Morrow has completed three items so far -- a camera stabilizing mount, body camera mount and camera slide. He researched the basic components on the internet and made modifications using the resources he had. He purchased PVC pipe from a local vendor and used discarded supplies from other offices. Recycled items include metal shelving and plating, nuts and bolts, wire, string and duct tape. It took five days to complete all three projects.
"I learn from watching other people work with the cool, expensive toys on movie sets," Morrow said. "It's all about seeing what you like in a film and then trying to find out how you can recreate that million dollar shot, or inspire your own, with a budget of a couple of dollars. With the new equipment, we will be able to capture action more accurately."

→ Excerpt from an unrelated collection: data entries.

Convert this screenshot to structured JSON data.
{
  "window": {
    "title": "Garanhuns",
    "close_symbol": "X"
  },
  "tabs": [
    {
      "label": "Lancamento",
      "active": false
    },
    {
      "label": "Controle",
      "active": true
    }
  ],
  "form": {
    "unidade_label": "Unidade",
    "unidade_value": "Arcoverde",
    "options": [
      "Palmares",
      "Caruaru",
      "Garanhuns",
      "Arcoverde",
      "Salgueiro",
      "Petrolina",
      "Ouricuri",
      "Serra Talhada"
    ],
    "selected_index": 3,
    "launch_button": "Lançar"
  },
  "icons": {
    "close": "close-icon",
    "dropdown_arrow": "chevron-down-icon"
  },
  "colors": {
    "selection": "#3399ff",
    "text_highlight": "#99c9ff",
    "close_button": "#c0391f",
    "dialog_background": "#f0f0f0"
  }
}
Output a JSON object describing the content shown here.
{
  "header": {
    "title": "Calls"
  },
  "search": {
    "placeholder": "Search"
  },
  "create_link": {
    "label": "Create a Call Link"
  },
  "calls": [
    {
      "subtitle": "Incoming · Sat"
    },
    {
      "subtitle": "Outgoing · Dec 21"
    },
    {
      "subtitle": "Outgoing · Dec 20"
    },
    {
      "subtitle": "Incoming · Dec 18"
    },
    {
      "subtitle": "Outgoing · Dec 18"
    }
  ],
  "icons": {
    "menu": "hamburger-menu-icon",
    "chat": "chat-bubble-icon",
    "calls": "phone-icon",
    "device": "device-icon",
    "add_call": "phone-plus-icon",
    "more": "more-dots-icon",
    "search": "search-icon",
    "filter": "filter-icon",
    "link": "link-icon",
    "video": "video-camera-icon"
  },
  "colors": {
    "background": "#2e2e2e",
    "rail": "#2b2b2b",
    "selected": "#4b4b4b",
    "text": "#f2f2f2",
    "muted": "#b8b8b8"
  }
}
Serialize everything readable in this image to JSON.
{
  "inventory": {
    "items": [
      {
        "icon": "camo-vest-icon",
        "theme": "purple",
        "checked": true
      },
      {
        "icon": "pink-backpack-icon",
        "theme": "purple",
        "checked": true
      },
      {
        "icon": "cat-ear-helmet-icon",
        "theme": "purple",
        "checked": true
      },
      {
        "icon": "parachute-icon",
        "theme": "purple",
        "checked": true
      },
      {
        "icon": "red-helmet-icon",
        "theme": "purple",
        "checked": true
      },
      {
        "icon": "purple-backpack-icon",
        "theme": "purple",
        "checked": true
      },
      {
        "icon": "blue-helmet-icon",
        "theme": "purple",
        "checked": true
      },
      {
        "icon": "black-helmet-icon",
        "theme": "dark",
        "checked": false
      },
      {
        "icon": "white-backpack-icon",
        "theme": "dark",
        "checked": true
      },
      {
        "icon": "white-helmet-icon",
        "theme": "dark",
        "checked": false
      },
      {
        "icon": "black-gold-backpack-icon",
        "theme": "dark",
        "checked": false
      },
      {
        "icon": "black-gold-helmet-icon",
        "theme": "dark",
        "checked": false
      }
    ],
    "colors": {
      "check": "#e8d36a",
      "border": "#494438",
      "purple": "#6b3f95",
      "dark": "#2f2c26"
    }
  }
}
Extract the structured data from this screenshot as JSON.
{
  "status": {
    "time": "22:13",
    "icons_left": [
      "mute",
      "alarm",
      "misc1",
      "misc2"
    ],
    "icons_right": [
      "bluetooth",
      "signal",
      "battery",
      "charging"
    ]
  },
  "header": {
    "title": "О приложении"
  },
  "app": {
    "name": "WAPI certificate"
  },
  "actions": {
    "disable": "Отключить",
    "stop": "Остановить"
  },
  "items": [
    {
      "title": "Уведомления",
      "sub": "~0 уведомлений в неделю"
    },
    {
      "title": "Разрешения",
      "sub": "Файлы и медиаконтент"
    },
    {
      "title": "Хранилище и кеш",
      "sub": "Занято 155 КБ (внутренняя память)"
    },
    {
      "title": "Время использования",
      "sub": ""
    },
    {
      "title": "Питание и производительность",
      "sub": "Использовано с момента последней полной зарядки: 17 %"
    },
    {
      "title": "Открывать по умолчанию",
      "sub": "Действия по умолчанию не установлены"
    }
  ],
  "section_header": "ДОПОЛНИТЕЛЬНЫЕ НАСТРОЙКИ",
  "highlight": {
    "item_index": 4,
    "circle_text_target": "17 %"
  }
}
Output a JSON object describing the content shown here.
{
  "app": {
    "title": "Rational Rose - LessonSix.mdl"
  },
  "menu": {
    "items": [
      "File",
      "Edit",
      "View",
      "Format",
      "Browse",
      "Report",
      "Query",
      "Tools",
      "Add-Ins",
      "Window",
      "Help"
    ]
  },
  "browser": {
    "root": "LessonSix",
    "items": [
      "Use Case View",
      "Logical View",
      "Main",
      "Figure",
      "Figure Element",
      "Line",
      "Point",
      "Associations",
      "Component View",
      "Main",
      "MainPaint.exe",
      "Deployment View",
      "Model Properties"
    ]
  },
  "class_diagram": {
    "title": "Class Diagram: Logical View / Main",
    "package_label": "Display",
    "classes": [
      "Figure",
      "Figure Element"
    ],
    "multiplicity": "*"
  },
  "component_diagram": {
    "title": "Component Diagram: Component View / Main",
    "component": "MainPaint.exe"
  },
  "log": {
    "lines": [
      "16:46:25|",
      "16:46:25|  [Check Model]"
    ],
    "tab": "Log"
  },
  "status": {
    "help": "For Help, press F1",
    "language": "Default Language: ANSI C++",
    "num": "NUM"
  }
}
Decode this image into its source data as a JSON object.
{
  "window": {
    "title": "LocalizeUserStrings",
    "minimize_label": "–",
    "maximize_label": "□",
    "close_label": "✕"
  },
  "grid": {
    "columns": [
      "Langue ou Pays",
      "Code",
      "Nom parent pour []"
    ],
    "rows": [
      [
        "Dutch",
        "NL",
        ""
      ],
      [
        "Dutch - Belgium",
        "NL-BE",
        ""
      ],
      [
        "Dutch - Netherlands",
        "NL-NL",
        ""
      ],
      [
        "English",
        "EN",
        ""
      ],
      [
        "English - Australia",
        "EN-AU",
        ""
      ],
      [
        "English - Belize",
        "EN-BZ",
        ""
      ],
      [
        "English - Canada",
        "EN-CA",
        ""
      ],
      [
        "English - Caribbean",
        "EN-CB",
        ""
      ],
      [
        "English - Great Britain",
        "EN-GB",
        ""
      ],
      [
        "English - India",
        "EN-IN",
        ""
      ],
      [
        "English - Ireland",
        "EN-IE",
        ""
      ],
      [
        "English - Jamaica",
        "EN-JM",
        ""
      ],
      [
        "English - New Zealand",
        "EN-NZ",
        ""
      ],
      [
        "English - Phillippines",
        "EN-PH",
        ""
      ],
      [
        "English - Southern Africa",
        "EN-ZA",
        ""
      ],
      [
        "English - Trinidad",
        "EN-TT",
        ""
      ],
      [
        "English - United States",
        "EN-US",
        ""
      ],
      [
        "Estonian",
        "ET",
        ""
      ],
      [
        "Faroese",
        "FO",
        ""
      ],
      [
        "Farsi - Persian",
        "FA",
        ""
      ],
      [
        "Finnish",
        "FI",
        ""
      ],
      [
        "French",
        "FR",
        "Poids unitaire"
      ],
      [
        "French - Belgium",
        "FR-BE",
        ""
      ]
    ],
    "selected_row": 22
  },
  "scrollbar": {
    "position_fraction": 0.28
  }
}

The designs, which cost a total of $12 dollars to construct, saved the AFN-Osan office and Air Force an estimated $7,000 dollars.
"The new equipment additions will improve our overall mission products," said Army Sgt. Joshua Rieder, a maintainer. Rieder helped Morrow build the equipment.
Morrow said most of his inspiration for building comes from his step-father and grandfather.
"They're my biggest inspirations and role models," the eight-year broadcaster said. "They both have an amazing ability to take discarded everyday objects and turn them into something useful."
It's all trial and error, Morrow said.
"That's the only way I can learn," he said. "If what I build falls apart, then obviously I did it wrong. But when it works, it's time to make some movies."
7/20/2012 11:29:42 AM ET I see duck tape in that photo...I thought that was only used to fix aircraft
7/17/2012 5:10:39 PM ET John: It's a toss-up I am sure AFN would be interested in getting glidesteady cams, but they were just put on back burners due to costs. Now they have this in their arsenal, simplifies work and costs almost no money.
djdudley, Long Island NY
7/17/2012 12:11:13 PM ET Unless the Air Force, the DoD and the government become serious about actually cutting costs, saving money, improving return on assets employed, reducing budgets, eliminating the budget deficit and paying down the national debt, all of these cost saving ideas simply free up money to be wasted on plasma screens in August and September.
Sgt Peanut, swimming in the red
7/17/2012 10:06:48 AM ET Good on the SSgt for building new BGOP tools.However, save implies that AFN would have purchaced the equipment to begin with. I highly doubt they would have bought glidesteady-cams for anyone.